The Tar Heels will go down to Atlanta with five defensive tackles that have the staff’s full confidence and at least two defensive ends – Mikey Bart and Tyler Powell – who have logged significant in Bart’s case, and fairly significant in Powell’s case, snaps in games. Their backups? Not so much.

So there are question marks not just stemming from those last two games a year ago, some prior performances were also concerning. But given that the group is bigger across the board, has the knowledge of what went wrong, and also that the staff has installed so much more than the packages the defense executed a year ago, the group is about as ready as it was going to be at this stage.

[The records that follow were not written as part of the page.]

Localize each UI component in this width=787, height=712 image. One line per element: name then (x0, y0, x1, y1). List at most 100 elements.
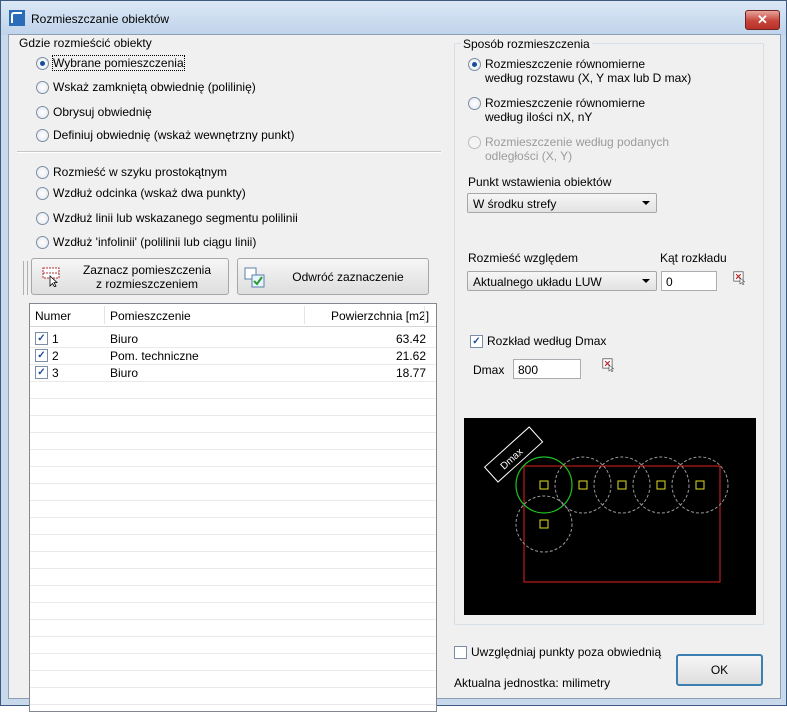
radio-indicator (36, 57, 49, 70)
radio-indicator (468, 58, 481, 71)
dialog-window: Rozmieszczanie obiektów ✕ Gdzie rozmieśc… (0, 0, 787, 712)
dmax-input[interactable]: 800 (513, 359, 581, 379)
pick-point-icon[interactable] (602, 358, 616, 372)
radio-indicator (36, 129, 49, 142)
include-outside-label: Uwzględniaj punkty poza obwiednią (471, 645, 662, 659)
option-label: Definiuj obwiednię (wskaż wewnętrzny pun… (53, 128, 295, 142)
where-option-define-outline[interactable]: Definiuj obwiednię (wskaż wewnętrzny pun… (36, 128, 294, 142)
empty-row (30, 381, 436, 399)
invert-selection-label: Odwróć zaznaczenie (292, 270, 404, 284)
include-outside-checkbox[interactable]: Uwzględniaj punkty poza obwiednią (454, 645, 661, 659)
cell-number: 2 (52, 349, 59, 363)
table-row[interactable]: ✓ 2 Pom. techniczne 21.62 (30, 347, 436, 365)
empty-row (30, 517, 436, 535)
layout-option-polyline-segment[interactable]: Wzdłuż linii lub wskazanego segmentu pol… (36, 211, 298, 225)
radio-indicator (36, 166, 49, 179)
option-label-line1: Rozmieszczenie równomierne (485, 96, 646, 110)
option-label: Wzdłuż odcinka (wskaż dwa punkty) (53, 186, 246, 200)
layout-option-rect-array[interactable]: Rozmieść w szyku prostokątnym (36, 165, 227, 179)
option-label: Rozmieszczenie według podanych odległośc… (485, 135, 669, 163)
cell-room: Biuro (110, 332, 139, 346)
ok-button[interactable]: OK (676, 654, 763, 686)
rooms-table[interactable]: Numer Pomieszczenie Powierzchnia [m2] ✓ … (29, 303, 437, 712)
empty-row (30, 466, 436, 484)
row-checkbox[interactable]: ✓ (35, 349, 48, 362)
chevron-down-icon (642, 201, 650, 205)
cell-room: Pom. techniczne (110, 349, 199, 363)
column-separator (424, 306, 425, 324)
cell-area: 63.42 (395, 332, 426, 346)
empty-row (30, 568, 436, 586)
angle-label: Kąt rozkładu (660, 251, 727, 265)
column-header-room[interactable]: Pomieszczenie (110, 309, 191, 323)
method-option-spacing[interactable]: Rozmieszczenie równomierne według rozsta… (468, 57, 691, 85)
radio-indicator (36, 81, 49, 94)
option-label: Obrysuj obwiednię (53, 105, 152, 119)
checkbox-indicator: ✓ (470, 334, 483, 348)
empty-row (30, 670, 436, 688)
insert-point-dropdown[interactable]: W środku strefy (467, 193, 657, 213)
angle-input[interactable]: 0 (661, 271, 717, 291)
dmax-checkbox-label: Rozkład według Dmax (487, 334, 607, 348)
window-title: Rozmieszczanie obiektów (31, 12, 170, 26)
empty-row (30, 619, 436, 637)
method-group-label: Sposób rozmieszczenia (461, 37, 592, 51)
where-option-closed-polyline[interactable]: Wskaż zamkniętą obwiednię (polilinię) (36, 80, 256, 94)
option-label: Wzdłuż 'infolinii' (polilinii lub ciągu … (53, 235, 257, 249)
where-option-outline[interactable]: Obrysuj obwiednię (36, 105, 152, 119)
cell-room: Biuro (110, 366, 139, 380)
empty-row (30, 432, 436, 450)
invert-selection-button[interactable]: Odwróć zaznaczenie (237, 258, 429, 295)
close-button[interactable]: ✕ (745, 10, 780, 30)
option-label: Wskaż zamkniętą obwiednię (polilinię) (53, 80, 256, 94)
radio-indicator (36, 106, 49, 119)
option-label: Wzdłuż linii lub wskazanego segmentu pol… (53, 211, 298, 225)
preview-drawing: Dmax (483, 426, 729, 583)
empty-row (30, 449, 436, 467)
cell-number: 3 (52, 366, 59, 380)
empty-row (30, 636, 436, 654)
method-option-count[interactable]: Rozmieszczenie równomierne według ilości… (468, 96, 645, 124)
dialog-body: Gdzie rozmieścić obiekty Wybrane pomiesz… (8, 34, 781, 712)
method-option-distances: Rozmieszczenie według podanych odległośc… (468, 135, 669, 163)
chevron-down-icon (642, 279, 650, 283)
empty-row (30, 483, 436, 501)
cell-area: 18.77 (395, 366, 426, 380)
toolbar-grip (23, 261, 28, 295)
empty-row (30, 602, 436, 620)
title-bar[interactable]: Rozmieszczanie obiektów ✕ (1, 1, 786, 35)
table-selection-icon (42, 267, 60, 287)
dmax-label: Dmax (473, 363, 505, 377)
place-relative-label: Rozmieść względem (468, 251, 579, 265)
radio-indicator (36, 212, 49, 225)
layout-option-segment[interactable]: Wzdłuż odcinka (wskaż dwa punkty) (36, 186, 246, 200)
layout-option-infoline[interactable]: Wzdłuż 'infolinii' (polilinii lub ciągu … (36, 235, 256, 249)
app-logo-icon (9, 10, 25, 26)
table-row[interactable]: ✓ 3 Biuro 18.77 (30, 364, 436, 382)
empty-row (30, 534, 436, 552)
empty-row (30, 398, 436, 416)
dmax-checkbox[interactable]: ✓ Rozkład według Dmax (470, 334, 606, 348)
option-label: Wybrane pomieszczenia (52, 55, 185, 71)
row-checkbox[interactable]: ✓ (35, 332, 48, 345)
option-label-line2: według ilości nX, nY (485, 110, 593, 124)
radio-indicator (36, 187, 49, 200)
invert-selection-icon (244, 267, 265, 288)
place-relative-dropdown[interactable]: Aktualnego układu LUW (467, 271, 657, 291)
column-header-number[interactable]: Numer (35, 309, 71, 323)
empty-row (30, 653, 436, 671)
option-label: Rozmieszczenie równomierne według rozsta… (485, 57, 691, 85)
place-relative-value: Aktualnego układu LUW (473, 275, 602, 289)
where-option-selected-rooms[interactable]: Wybrane pomieszczenia (36, 55, 185, 71)
cell-area: 21.62 (395, 349, 426, 363)
select-rooms-button[interactable]: Zaznacz pomieszczenia z rozmieszczeniem (31, 258, 229, 295)
pick-point-icon[interactable] (733, 271, 747, 285)
column-header-area[interactable]: Powierzchnia [m2] (331, 309, 429, 323)
insert-point-label: Punkt wstawienia obiektów (468, 175, 612, 189)
radio-indicator (36, 236, 49, 249)
layout-preview: Dmax (464, 418, 756, 615)
section-divider (17, 151, 441, 153)
table-row[interactable]: ✓ 1 Biuro 63.42 (30, 330, 436, 348)
column-separator (104, 306, 105, 324)
row-checkbox[interactable]: ✓ (35, 366, 48, 379)
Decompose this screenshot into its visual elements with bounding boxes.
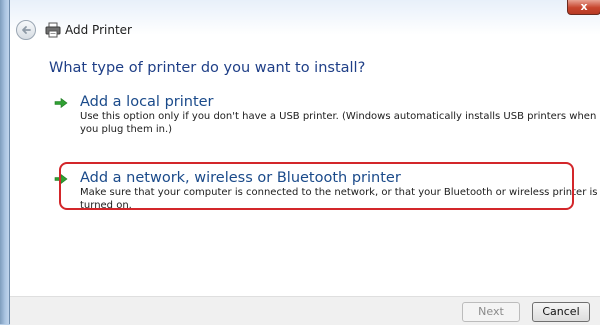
red-highlight-outline	[59, 162, 574, 210]
back-button[interactable]	[16, 20, 36, 40]
window-title: Add Printer	[65, 23, 132, 37]
back-arrow-icon	[22, 26, 31, 34]
close-button[interactable]: x	[567, 0, 600, 15]
green-arrow-icon	[54, 97, 68, 109]
page-heading: What type of printer do you want to inst…	[49, 60, 366, 76]
option-title: Add a local printer	[80, 94, 214, 110]
option-description: Use this option only if you don't have a…	[80, 111, 597, 135]
next-button[interactable]: Next	[462, 302, 520, 322]
add-printer-window: x Add Printer What type of printer do yo…	[9, 0, 600, 325]
titlebar: x Add Printer	[10, 0, 600, 50]
printer-icon	[45, 22, 61, 38]
close-icon: x	[580, 0, 588, 13]
dialog-footer: Next Cancel	[10, 296, 600, 325]
cancel-button[interactable]: Cancel	[532, 302, 590, 322]
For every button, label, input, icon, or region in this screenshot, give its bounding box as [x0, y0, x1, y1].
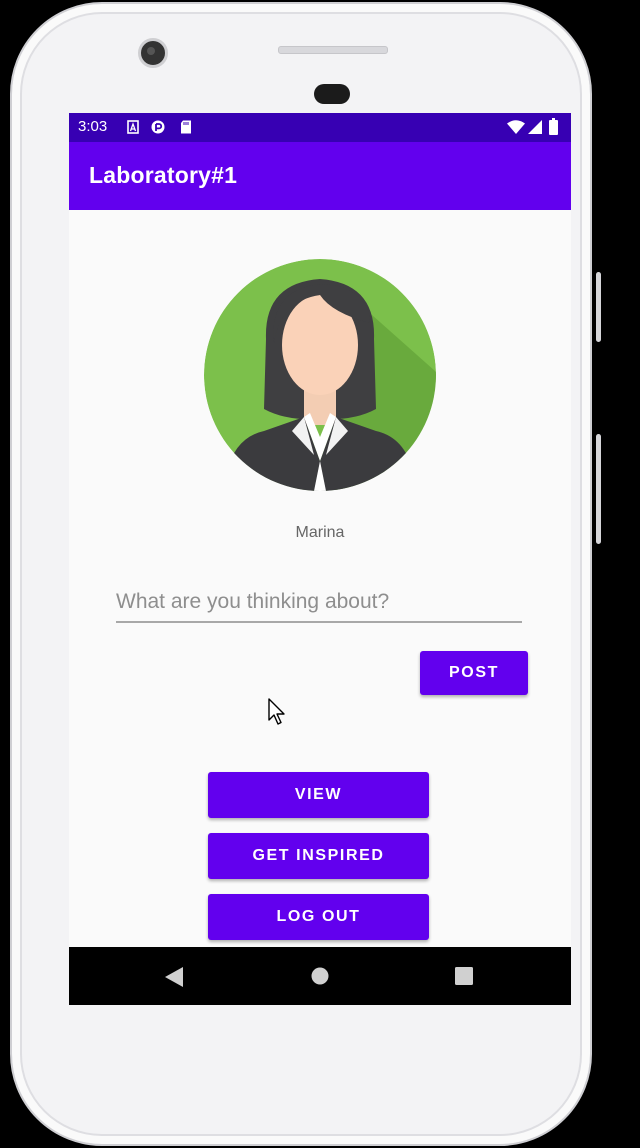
recents-icon[interactable] [455, 967, 473, 985]
wifi-icon [507, 120, 525, 134]
navigation-bar [69, 947, 571, 1005]
profile-name: Marina [295, 524, 345, 541]
home-icon[interactable] [311, 967, 329, 985]
post-input[interactable] [116, 583, 522, 623]
volume-button [596, 434, 601, 544]
front-camera [138, 38, 168, 68]
p-icon [151, 120, 165, 134]
earpiece-speaker [278, 46, 388, 54]
mouse-cursor-icon [268, 698, 285, 725]
sd-card-icon [181, 120, 191, 134]
app-bar: Laboratory#1 [69, 142, 571, 210]
status-bar: 3:03 [69, 113, 571, 142]
device-screen: 3:03 Laboratory#1 Marina What are you th… [69, 113, 571, 1005]
battery-icon [549, 118, 558, 135]
view-button[interactable]: VIEW [208, 772, 429, 818]
power-button [596, 272, 601, 342]
proximity-sensor [314, 84, 350, 104]
status-time: 3:03 [78, 118, 108, 135]
back-icon[interactable] [165, 967, 183, 987]
app-title: Laboratory#1 [89, 162, 238, 188]
signal-icon [528, 120, 542, 134]
log-out-button[interactable]: LOG OUT [208, 894, 429, 940]
post-button[interactable]: POST [420, 651, 528, 695]
avatar [204, 259, 436, 491]
get-inspired-button[interactable]: GET INSPIRED [208, 833, 429, 879]
a-icon [127, 120, 139, 134]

Oh, there’s one more thing: Desire.

“We work on it, we practice on it, and the guys have the will to fix it,” defensive line coach Tray Scott said. “And I have the will to get it fixed, and we’ve got to be able to do that.”

The numbers from last season are what they are. They will stand forever, and there’s nothing this year’s team can do about it. But the important thing is they aren’t trying to fix what has long been in their rear view mirror, they are looking ahead at what they can do this fall to avoid such atorylines next summer.

“It’s not about that anymore,” junior defensive tackle Naz Jones said about what previous happened. “It’s about now. Now is here and now is what matters.”